Proiezioni per il 2030: dalla fase di prova al mercato da mille miliardi di dollari

Nonostante l'ottimismo tecnico, JPMorgan mantiene un approccio realistico riguardo alle tempistiche di implementazione. Fitzpatrick avverte che l'adozione di massa non avverrà dall'oggi al domani, poiché permangono sfide significative in merito all'interoperabilità tra le diverse reti e, soprattutto, allo sviluppo di quadri normativi chiari che garantiscano certezza giuridica per queste operazioni. 

Tuttavia, la traiettoria sembra irreversibile. Diversi studi prevedono che il valore degli asset tokenizzati on-chain potrebbe raggiungere una cifra compresa tra 2 e 10 trilioni di dollari entro la fine di questo decennio. Questa portata colossale suggerisce che entro il 2030 la tokenizzazione non sarà più un'opzione per le banche, bensì un requisito indispensabile per la sopravvivenza operativa in un contesto finanziario in cui l'efficienza rappresenterà il principale fattore di differenziazione competitiva.

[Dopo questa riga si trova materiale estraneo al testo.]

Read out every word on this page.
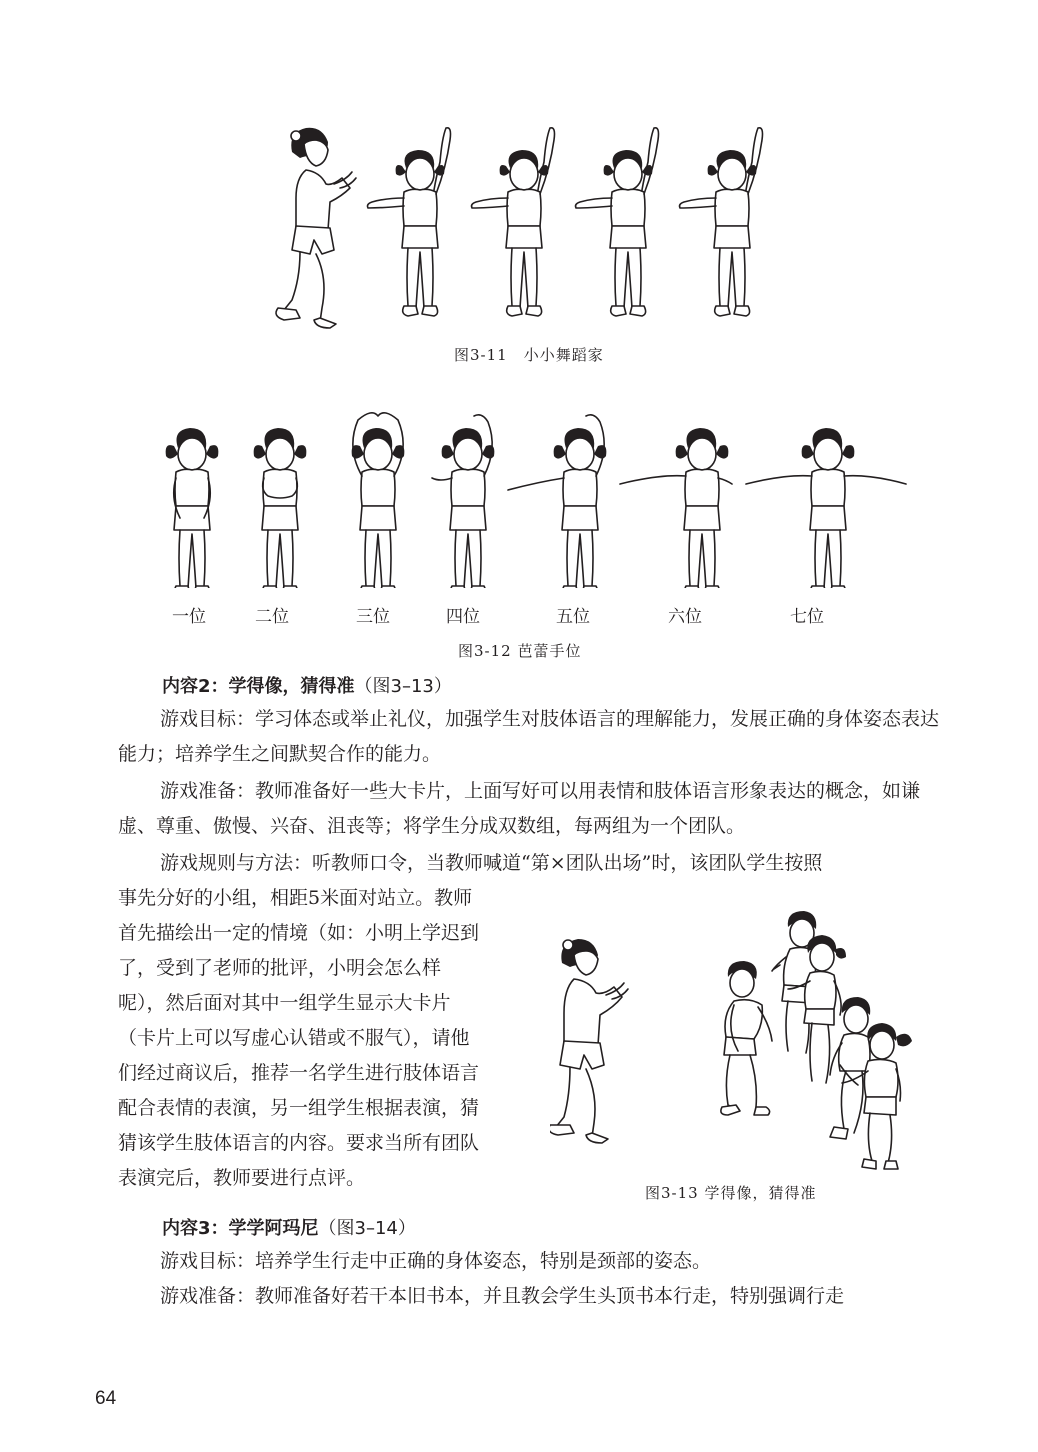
图3-11　小小舞蹈家
一位	二位	三位	四位	五位	六位	七位
图3-12 芭蕾手位
内容2：学得像，猜得准（图3–13）
游戏目标：学习体态或举止礼仪，加强学生对肢体语言的理解能力，发展正确的身体姿态表达能力；培养学生之间默契合作的能力。
游戏准备：教师准备好一些大卡片，上面写好可以用表情和肢体语言形象表达的概念，如谦虚、尊重、傲慢、兴奋、沮丧等；将学生分成双数组，每两组为一个团队。
游戏规则与方法：听教师口令，当教师喊道“第×团队出场”时，该团队学生按照
事先分好的小组，相距5米面对站立。教师
首先描绘出一定的情境（如：小明上学迟到
了，受到了老师的批评，小明会怎么样
呢），然后面对其中一组学生显示大卡片
（卡片上可以写虚心认错或不服气），请他
们经过商议后，推荐一名学生进行肢体语言
配合表情的表演，另一组学生根据表演，猜
猜该学生肢体语言的内容。要求当所有团队
表演完后，教师要进行点评。
图3-13 学得像，猜得准
内容3：学学阿玛尼（图3–14）
游戏目标：培养学生行走中正确的身体姿态，特别是颈部的姿态。
游戏准备：教师准备好若干本旧书本，并且教会学生头顶书本行走，特别强调行走
64
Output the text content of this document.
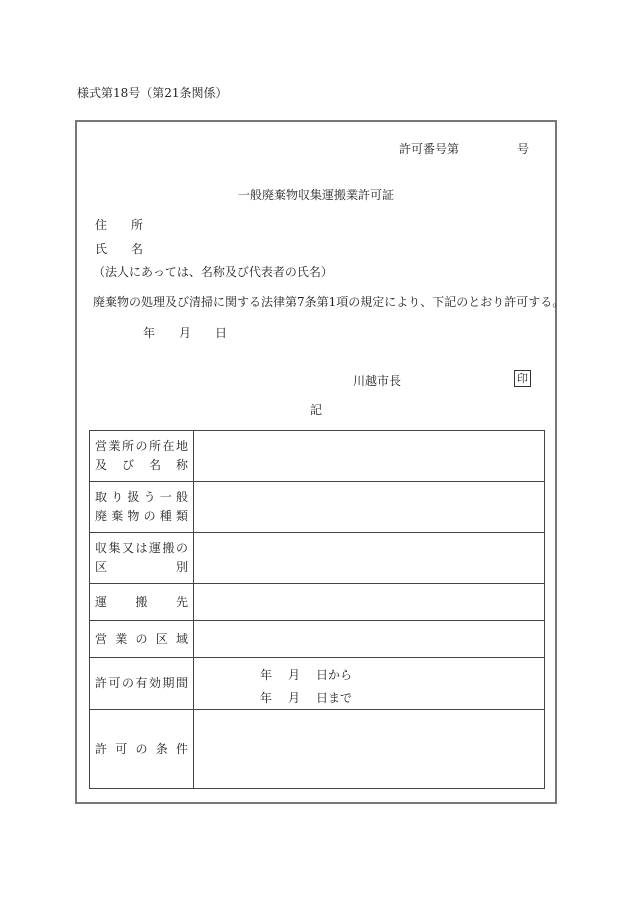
様式第18号（第21条関係）
許可番号第	号
一般廃棄物収集運搬業許可証
住　　所
氏　　名
（法人にあっては、名称及び代表者の氏名）
廃棄物の処理及び清掃に関する法律第7条第1項の規定により、下記のとおり許可する。
年 月 日
川越市長	印
記
営業所の所在地
及び名称	

取り扱う一般
廃棄物の種類	

収集又は運搬の
区別	

運搬先	

営業の区域	

許可の有効期間	年 月 日から
年 月 日まで

許可の条件	
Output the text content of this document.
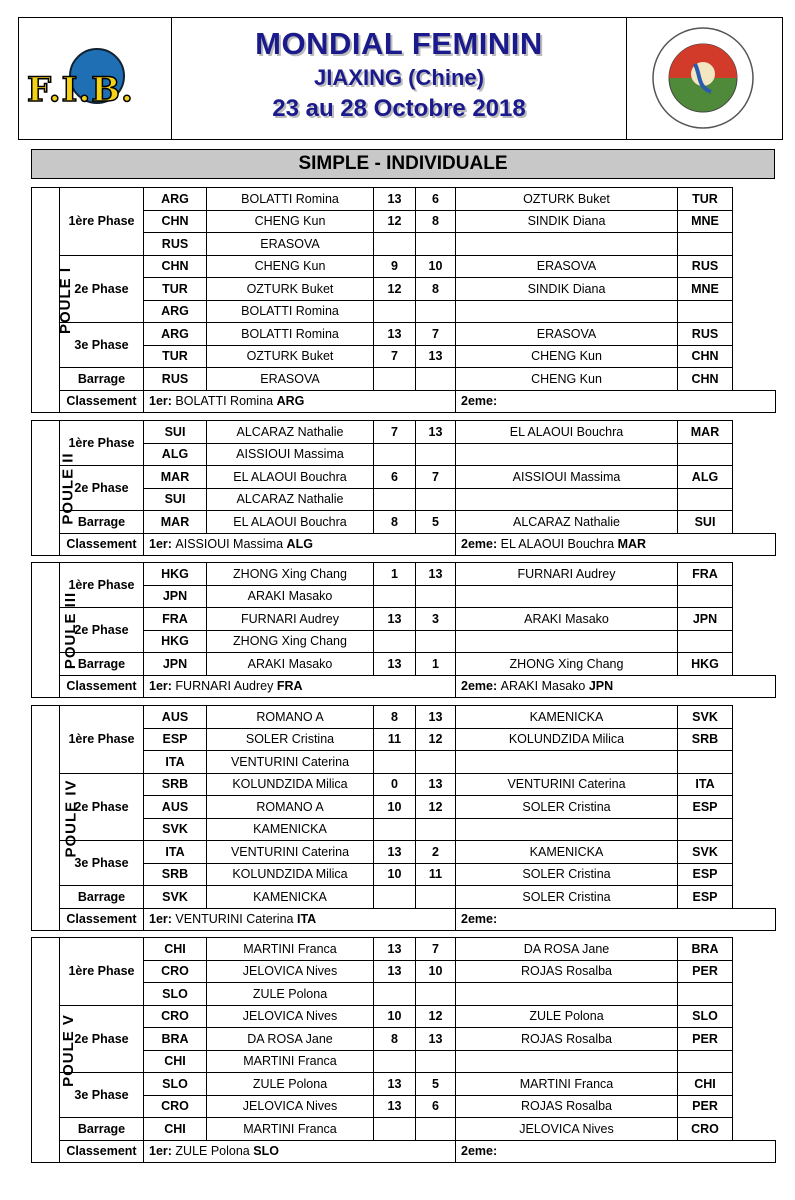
F.I.B.
MONDIAL FEMININ
JIAXING (Chine)
23 au 28 Octobre 2018
SIMPLE - INDIVIDUALE
POULE I	1ère Phase	ARG	BOLATTI Romina	13	6	OZTURK Buket	TUR
		CHN	CHENG Kun	12	8	SINDIK Diana	MNE
		RUS	ERASOVA				
	2e Phase	CHN	CHENG Kun	9	10	ERASOVA	RUS
		TUR	OZTURK Buket	12	8	SINDIK Diana	MNE
		ARG	BOLATTI Romina				
	3e Phase	ARG	BOLATTI Romina	13	7	ERASOVA	RUS
		TUR	OZTURK Buket	7	13	CHENG Kun	CHN
	Barrage	RUS	ERASOVA			CHENG Kun	CHN
	Classement	1er: BOLATTI Romina ARG				2eme:	
POULE II	1ère Phase	SUI	ALCARAZ Nathalie	7	13	EL ALAOUI Bouchra	MAR
		ALG	AISSIOUI Massima				
	2e Phase	MAR	EL ALAOUI Bouchra	6	7	AISSIOUI Massima	ALG
		SUI	ALCARAZ Nathalie				
	Barrage	MAR	EL ALAOUI Bouchra	8	5	ALCARAZ Nathalie	SUI
	Classement	1er: AISSIOUI Massima ALG				2eme: EL ALAOUI Bouchra MAR	
POULE III	1ère Phase	HKG	ZHONG Xing Chang	1	13	FURNARI Audrey	FRA
		JPN	ARAKI Masako				
	2e Phase	FRA	FURNARI Audrey	13	3	ARAKI Masako	JPN
		HKG	ZHONG Xing Chang				
	Barrage	JPN	ARAKI Masako	13	1	ZHONG Xing Chang	HKG
	Classement	1er: FURNARI Audrey FRA				2eme: ARAKI Masako JPN	
POULE IV	1ère Phase	AUS	ROMANO A	8	13	KAMENICKA	SVK
		ESP	SOLER Cristina	11	12	KOLUNDZIDA Milica	SRB
		ITA	VENTURINI Caterina				
	2e Phase	SRB	KOLUNDZIDA Milica	0	13	VENTURINI Caterina	ITA
		AUS	ROMANO A	10	12	SOLER Cristina	ESP
		SVK	KAMENICKA				
	3e Phase	ITA	VENTURINI Caterina	13	2	KAMENICKA	SVK
		SRB	KOLUNDZIDA Milica	10	11	SOLER Cristina	ESP
	Barrage	SVK	KAMENICKA			SOLER Cristina	ESP
	Classement	1er: VENTURINI Caterina ITA				2eme:	
POULE V	1ère Phase	CHI	MARTINI Franca	13	7	DA ROSA Jane	BRA
		CRO	JELOVICA Nives	13	10	ROJAS Rosalba	PER
		SLO	ZULE Polona				
	2e Phase	CRO	JELOVICA Nives	10	12	ZULE Polona	SLO
		BRA	DA ROSA Jane	8	13	ROJAS Rosalba	PER
		CHI	MARTINI Franca				
	3e Phase	SLO	ZULE Polona	13	5	MARTINI Franca	CHI
		CRO	JELOVICA Nives	13	6	ROJAS Rosalba	PER
	Barrage	CHI	MARTINI Franca			JELOVICA Nives	CRO
	Classement	1er: ZULE Polona SLO				2eme:	
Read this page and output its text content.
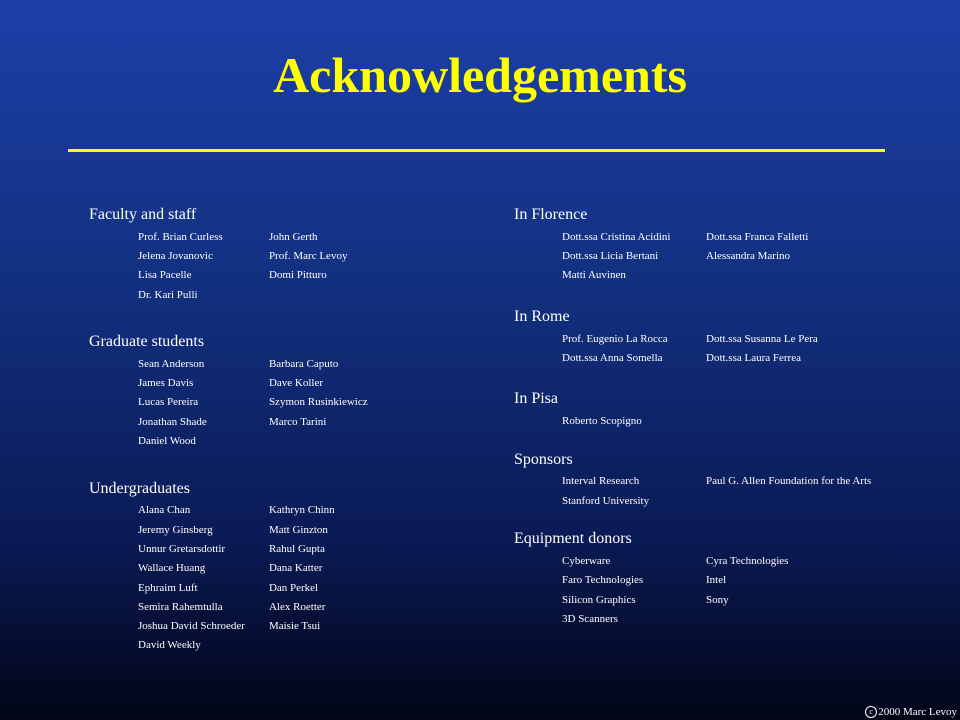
Acknowledgements
Faculty and staff
Prof. Brian Curless	John Gerth
Jelena Jovanovic	Prof. Marc Levoy
Lisa Pacelle	Domi Pitturo
Dr. Kari Pulli
Graduate students
Sean Anderson	Barbara Caputo
James Davis	Dave Koller
Lucas Pereira	Szymon Rusinkiewicz
Jonathan Shade	Marco Tarini
Daniel Wood
Undergraduates
Alana Chan	Kathryn Chinn
Jeremy Ginsberg	Matt Ginzton
Unnur Gretarsdottir	Rahul Gupta
Wallace Huang	Dana Katter
Ephraim Luft	Dan Perkel
Semira Rahemtulla	Alex Roetter
Joshua David Schroeder	Maisie Tsui
David Weekly
In Florence
Dott.ssa Cristina Acidini	Dott.ssa Franca Falletti
Dott.ssa Licia Bertani	Alessandra Marino
Matti Auvinen
In Rome
Prof. Eugenio La Rocca	Dott.ssa Susanna Le Pera
Dott.ssa Anna Somella	Dott.ssa Laura Ferrea
In Pisa
Roberto Scopigno
Sponsors
Interval Research	Paul G. Allen Foundation for the Arts
Stanford University
Equipment donors
Cyberware	Cyra Technologies
Faro Technologies	Intel
Silicon Graphics	Sony
3D Scanners
c 2000 Marc Levoy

Il percorso verso questa cifra astronomica sarà graduale e sarà caratterizzato dall'integrazione di asset reali (RWA) con protocolli di finanza digitale. Per JPMorgan, collegare gli ETF alla blockchain è il naturale passo successivo per modernizzare un'infrastruttura diventata obsoleta di fronte alle esigenze dell'economia digitale. 

Questa transizione implica che la vera attività bancaria si sposterà dalla custodia passiva alla gestione strategica delle riserve e all'amministrazione dei flussi di dati in tempo reale. In definitiva, la fiducia degli investitori non si baserà più esclusivamente sulla reputazione dell'istituto, bensì sulla trasparenza matematica e sulla robustezza tecnica dei sistemi che sono alla base di ogni dollaro tokenizzato.